THE expert who predicted the property crash has warned that a banking project could shut many small businesses.
Professor of economics at UCD Morgan Kelly said many firms would be forced to close their doors if the European Central Bank (ECB) pressed ahead with a "clean-up" of Irish banks.
He claimed that the Frankfurt-based ECB planned a "trial run" in Ireland in which it would take action against the banks' distressed loans.
Prof Kelly said that if there were any such project, a lot of small and medium enterprises would "go under".
And he claimed Ireland could be facing something "very horrible quite soon" and that a "big chunk of the Irish economy could be wiped out in one go".
"This is a potentially enormous problem that nobody seems to care about," he added.
David Hall, of the Irish Mortgage Holders Association (IMHA), backed the claims and said there would be a devastating effect on employees and the wider economy if businesses went to the wall.

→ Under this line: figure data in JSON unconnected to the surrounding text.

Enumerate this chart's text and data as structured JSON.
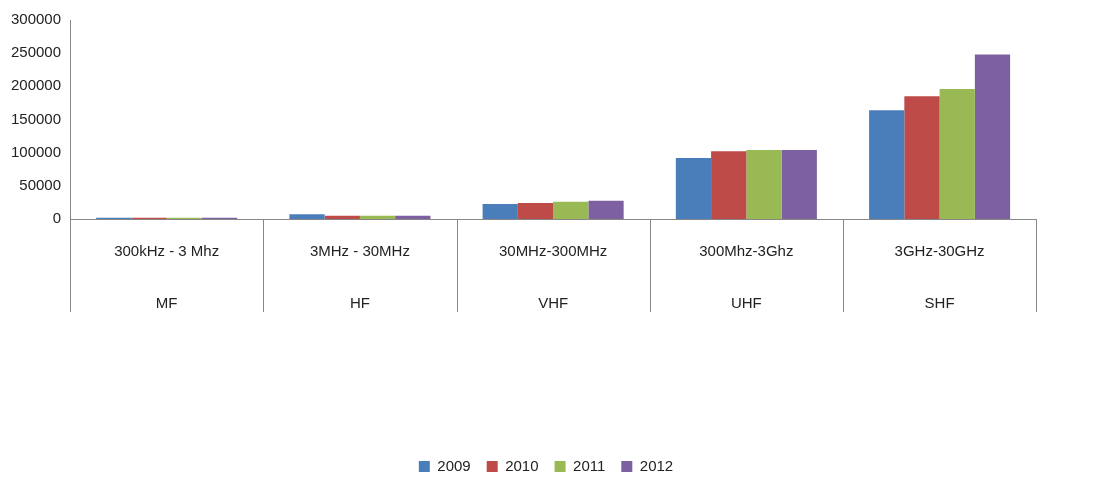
{
  "chart_data": {
    "type": "bar",
    "categories": [
      "300kHz - 3 Mhz",
      "3MHz - 30MHz",
      "30MHz-300MHz",
      "300Mhz-3Ghz",
      "3GHz-30GHz"
    ],
    "annotations": [
      "MF",
      "HF",
      "VHF",
      "UHF",
      "SHF"
    ],
    "series": [
      {
        "name": "2009",
        "color": "#4a7ebb",
        "values": [
          2000,
          7000,
          22500,
          92000,
          164000
        ]
      },
      {
        "name": "2010",
        "color": "#be4b48",
        "values": [
          2000,
          5000,
          24000,
          102000,
          185000
        ]
      },
      {
        "name": "2011",
        "color": "#98b954",
        "values": [
          2000,
          5000,
          26000,
          104000,
          196000
        ]
      },
      {
        "name": "2012",
        "color": "#7d60a0",
        "values": [
          2000,
          5000,
          27500,
          104000,
          248000
        ]
      }
    ],
    "ylim": [
      0,
      300000
    ],
    "yticks": [
      0,
      50000,
      100000,
      150000,
      200000,
      250000,
      300000
    ],
    "grid": false,
    "legend": "bottom"
  }
}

"We have many people with us in the IMHA who have staff and workers going around the factories and shops thinking everything is good and that they are busy, not realising that their owners are being sucked dry by banks," he added.
"A day of reckoning will come – and that may be very soon."
But despite criticising the ECB, Prof Kelly said its head Mario Draghi was behind the recent improvement in our economy – not the Government.
"The ECB has basically kept pumping that sweet, sweet credit into our veins and we haven't had the real crisis yet," he told students at a question-and-answer session at UCD.
But Social Protection Minister Joan Burton appeared to reject claims that the small business sector faced a dire future.
Speaking on RTE's The Week in Politics, Ms Burton said she would have to be convinced that there had been a change of policy at the ECB.
She said ECB boss Draghi's promise of a bond-buying programme had staved off the eurozone crisis, and that there was no absolutely no reason for him to move away from his overall approach now.
The minister added she hoped Prof Kelly had been erring on the pessimistic side.